Y entre lo que más me seduce en el libro de usted, está su pureza artística. Cuando en el libro de usted aparece la sensualidad —la sensualidad está en todas las obras de la vida—, aparece austera, limpia, recatada, excelsa. En el verdadero artista la sensualidad tiene un perfume purificado de humo de pebetero. Es el suyo un aroma de mirra o de incienso. Otras veces, es como un aroma de jardín y, si suele posee refluvios afrodisiacos, no hay en él libidinosidad impúdica. Otras veces, en un plano inferior de austeridad, es como un aroma de esencia de tocador. Pero en otros casos, en los de la ramplonería y la insuficiencia, no es esencia, jardín, ni incienso. Es simple hálito de sexo. Y esto es muy reprobable y equivocado.
Y yo insisto en este punto, no solo porque execro todas las producciones influenciadas por la pornografía, sino porque me place la purificación artística que tiene la sensualidad en las páginas de su hermoso libro. Gusto del estilo sencillo y a la vez donoso que usted emplea. Y gusto singularmente del orden, método, diafanidad y precisión de sus imágenes y expresiones.
Pero, singularmente —y en esto reside lo fundamental de mi admiración como ya usted habrá comprendido— gusto del caudal de ideas que ha vertido usted en su obra. La vida, eso que muchos dejan pasar miopes e indiferentes, le ha inquietado a usted. Ha investigado usted en ella. Se ha acongojado usted ante el límite de ella. Y entonces ha interrogado usted al misterio. Ha tenido usted pues las inquietudes del supremo artista. Quienes no han pensado nunca en la vida, quienes no han tenido un minuto de recogimiento como los que usted y yo acostumbramos, quienes no han sabido del análisis desconcertante, doloroso y fatal pero seductor, no pueden establecer teoría alguna sobre la vida. Solo sobre la base del propio caudal de sensaciones se puede establecer el propio caudal de pensamientos. Y usted, Augusto Aguirre Morales, es un espíritu sensitivo y delicado en el cual es muy rico y muy grande ese reservorio de emociones que va vertiendo el escritor poco a poco en su obra y que pueden estimular y fortalecer, pero jamás formar, la cultura y los libros.
La novela es un género literario muy excelso y para el cual tengo yo todas las reverencias y todos los fervores posibles. En la novela caben la aristocracia del estilo, la originalidad de la idea, la sutileza de la emoción. Cabe la vida, cabe el arte, cabe el pensamiento, cabe la Naturaleza, cabe el misterio. Es una forma literaria que cobija todas las bellezas. Y Ud., por la forma como sabe imprimir emoción en su frase y en su concepto, tiene sobresalientes aptitudes para hacer buena novela.
Yo me regocijo ante esta promesa de florecimiento de la novela en el Perú, sobre todo por la pobreza de los ensayos que de ella se han hecho en los últimos tiempos, de la cual se salvan contadas excepciones entre las que están los ensayos de ese exquisito novelista de notable talento que es Abraham Valdelomar.

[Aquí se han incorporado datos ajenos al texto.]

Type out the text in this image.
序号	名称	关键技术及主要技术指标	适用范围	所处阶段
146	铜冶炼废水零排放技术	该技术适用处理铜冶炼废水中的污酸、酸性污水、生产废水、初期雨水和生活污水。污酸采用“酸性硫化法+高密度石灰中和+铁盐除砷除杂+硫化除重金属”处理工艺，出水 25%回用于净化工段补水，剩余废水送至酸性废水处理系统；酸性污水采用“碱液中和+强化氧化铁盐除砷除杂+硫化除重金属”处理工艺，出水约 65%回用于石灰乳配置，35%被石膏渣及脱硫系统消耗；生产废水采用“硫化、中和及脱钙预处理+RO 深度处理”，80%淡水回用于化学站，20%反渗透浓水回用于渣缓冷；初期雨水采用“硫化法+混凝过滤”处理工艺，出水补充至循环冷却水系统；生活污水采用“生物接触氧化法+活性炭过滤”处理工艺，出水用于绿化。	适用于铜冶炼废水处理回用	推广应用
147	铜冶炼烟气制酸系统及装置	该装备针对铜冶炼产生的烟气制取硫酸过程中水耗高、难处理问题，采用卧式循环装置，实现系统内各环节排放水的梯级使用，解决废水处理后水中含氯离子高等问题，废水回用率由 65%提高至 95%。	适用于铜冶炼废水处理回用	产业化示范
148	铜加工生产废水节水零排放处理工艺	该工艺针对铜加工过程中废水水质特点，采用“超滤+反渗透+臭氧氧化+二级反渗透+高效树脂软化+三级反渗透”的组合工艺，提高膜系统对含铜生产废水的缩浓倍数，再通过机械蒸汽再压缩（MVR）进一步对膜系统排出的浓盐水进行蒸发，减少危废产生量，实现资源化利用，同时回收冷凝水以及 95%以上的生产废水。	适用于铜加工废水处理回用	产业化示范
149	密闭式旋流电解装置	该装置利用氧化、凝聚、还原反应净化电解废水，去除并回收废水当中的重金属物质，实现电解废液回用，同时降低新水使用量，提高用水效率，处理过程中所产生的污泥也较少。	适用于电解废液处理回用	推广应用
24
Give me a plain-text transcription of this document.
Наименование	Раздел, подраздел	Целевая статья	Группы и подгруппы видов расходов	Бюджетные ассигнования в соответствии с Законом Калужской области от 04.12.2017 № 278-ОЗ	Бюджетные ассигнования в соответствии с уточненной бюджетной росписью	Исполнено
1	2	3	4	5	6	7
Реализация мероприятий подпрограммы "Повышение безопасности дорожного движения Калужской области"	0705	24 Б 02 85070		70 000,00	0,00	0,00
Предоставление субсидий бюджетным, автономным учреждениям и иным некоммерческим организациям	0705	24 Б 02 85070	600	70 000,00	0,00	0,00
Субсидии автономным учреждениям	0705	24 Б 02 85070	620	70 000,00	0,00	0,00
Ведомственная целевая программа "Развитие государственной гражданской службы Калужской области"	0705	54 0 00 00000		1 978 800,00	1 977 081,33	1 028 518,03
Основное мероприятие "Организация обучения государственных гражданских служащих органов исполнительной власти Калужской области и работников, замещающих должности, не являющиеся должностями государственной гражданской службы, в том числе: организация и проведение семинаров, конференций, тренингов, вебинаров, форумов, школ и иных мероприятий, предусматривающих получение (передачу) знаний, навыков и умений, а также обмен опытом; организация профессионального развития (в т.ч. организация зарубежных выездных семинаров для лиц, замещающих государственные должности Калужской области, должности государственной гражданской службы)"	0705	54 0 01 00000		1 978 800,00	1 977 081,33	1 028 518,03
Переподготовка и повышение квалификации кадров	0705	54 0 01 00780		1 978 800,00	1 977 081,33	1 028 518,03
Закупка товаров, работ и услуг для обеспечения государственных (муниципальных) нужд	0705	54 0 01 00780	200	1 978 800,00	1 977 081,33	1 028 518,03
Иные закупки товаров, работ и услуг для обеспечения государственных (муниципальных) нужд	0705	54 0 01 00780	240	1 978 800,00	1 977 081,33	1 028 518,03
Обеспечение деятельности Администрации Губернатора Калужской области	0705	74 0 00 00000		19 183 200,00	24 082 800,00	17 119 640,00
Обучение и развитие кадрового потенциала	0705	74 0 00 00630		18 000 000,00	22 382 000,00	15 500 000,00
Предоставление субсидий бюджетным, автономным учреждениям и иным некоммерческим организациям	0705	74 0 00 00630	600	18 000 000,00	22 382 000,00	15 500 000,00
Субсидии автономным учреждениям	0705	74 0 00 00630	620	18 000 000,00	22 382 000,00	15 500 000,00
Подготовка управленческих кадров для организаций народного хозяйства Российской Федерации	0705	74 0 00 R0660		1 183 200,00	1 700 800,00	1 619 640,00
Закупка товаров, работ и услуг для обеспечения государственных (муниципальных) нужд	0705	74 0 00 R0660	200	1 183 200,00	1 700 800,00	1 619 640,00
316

Las líneas que le dirijo, como he dicho al comenzar, al influjo de un requerimiento de mi sinceridad artística no intentan ser crítica. Quieren ser elogio únicamente. Y si el elogio ha dado lugar a consideraciones conexas, crea usted que he recurrido a ellas para fortalecer el concepto en que lo fundamento.
Y al terminar esta epístola tengo, además del halago que me produce la aparición de un libro como el suyo, el halago que me produce la aparición de una comedia, como la titulada Lafuente diputado, de reciente estreno. Y la satisfacción de doblar la última foja de su libro para juntar mis manos en aplauso de Luis Góngora, que pertenece también a la generación contemporánea y triunfadora.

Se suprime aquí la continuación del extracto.